Due to online competition, retail store margins are already severely strained. Additionally, shrink, or a shortage of inventory relative to the records that are currently available in the system, could negatively impact a retailer's bottom line. Shrinkage is the loss of inventory due to factors including employee theft, shoplifting and other issues. It can happen on the sales floor, at check-out, or even at the store exit.
Since more shrinkage results in lower profitability, shrinkage numbers put merchants at risk. Shrinkage reached an all-time high in 2021, according to the National Retail Security Survey 2021, and it cost retailers 1.6% of their revenue.
Additionally, the drive to digitize stores and provide more frictionless and contactless self-services, such as self-checkout alternatives, is advantageous to both customers and retailers in the post-COVID era. New developments in retail digitization do, however, have the potential to open up new paths for fraud.
An analysis of shrinkage
Reducing shrinkage is the primary objective of loss prevention systems. To keep an eye on goods and employees, many advancements in sales-floor surveillance have been achieved, including cameras, electronic article surveillance (EAS) warnings and radio frequency identification (RFID)-enabled loss prevention. However, they limit retailers' ability to react quickly.
Additionally, there has been an upsurge in employee theft, also referred to as "sweethearting," in which employees give products to friends and family without charging them or bill for cheaper goods than the ones being bought. Depending on the cooperation of an outside shoplifter and a Point of Sale (POS) system employee, many different types of retail theft happen at the register.
Also, the likelihood of theft has increased with self-checkout. In order to prevent scanning the most expensive goods, buyers might place them directly in a bag while scanning other items.
Computer vision and AI can decrease checkout fraud and product loss
Retailers are investing in new technologies to combat retail shrink with stronger loss prevention strategies at the front of the store as a result of these growing issues. In order to help businesses fight shrink, lower theft, and improve inventory management, retail security professionals are utilizing artificial intelligence (AI) and computer vision.
Integration of data from item-level tracking with computer vision and POS can help combat checkout fraud, including at manned registers and self-checkouts. Associates can spot fraud and take immediate action by comparing item-level counts to POS-generated counts. Retailers may improve checkout procedures by making them smarter with the aid of AI and computer vision, which lowers theft and enhances inventory control.
How might this look in practice? In order to detect and stop theft by customers, a retailer could add a camera to the existing checkout lanes and use AI to compare the number of products scanned. The camera deployed sees the items being scanned as a customer scans them at the POS system. The integrated POS system receives the entire item count right away when it is generated. The POS system and the video camera are connected, and after the items are scanned, the POS system adds the camera-generated count to the overall count.

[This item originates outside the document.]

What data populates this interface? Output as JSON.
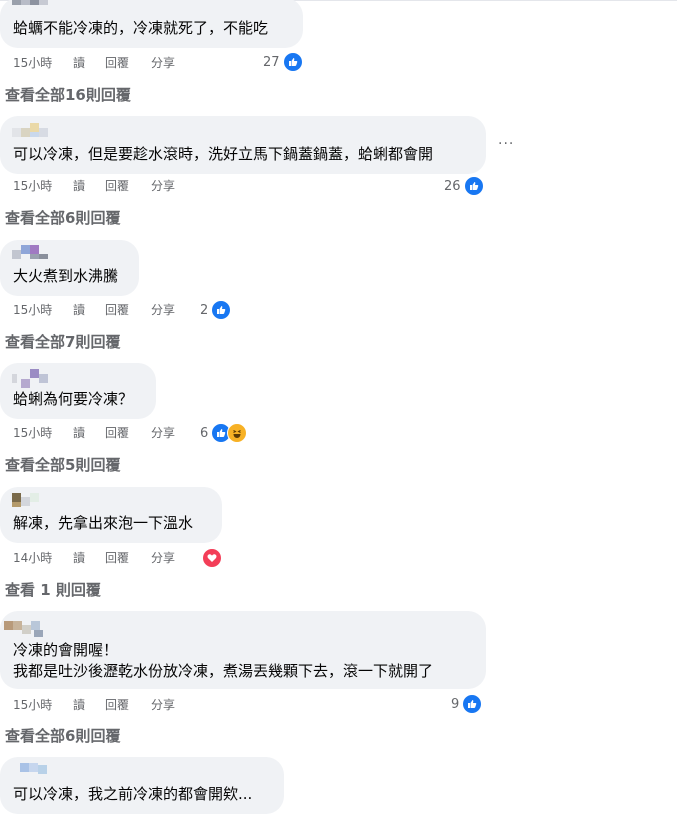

A system can be configured to send a dashboard, POS alert, or mobile alert to the staff member in charge as notification of potential theft or incorrect billing if the two numbers don't match. Before a transaction is processed, it allows store employees to step in and help, enabling the manager to process the transaction manually.
If an AI system flags a suspicious transaction, store staff can inform customers of the system error and give them the option to pay for the unscanned items. Ultimately, the process may help in behavioral change, resulting in reduced shrinkage and cost savings.
Retailers are aggressively investing in technology to combat the surge in organized retail crime, according to the National Retail Security Survey 2021. Product loss and resulting revenue leakage may be impacted by a loss prevention system that uses AI and computer vision.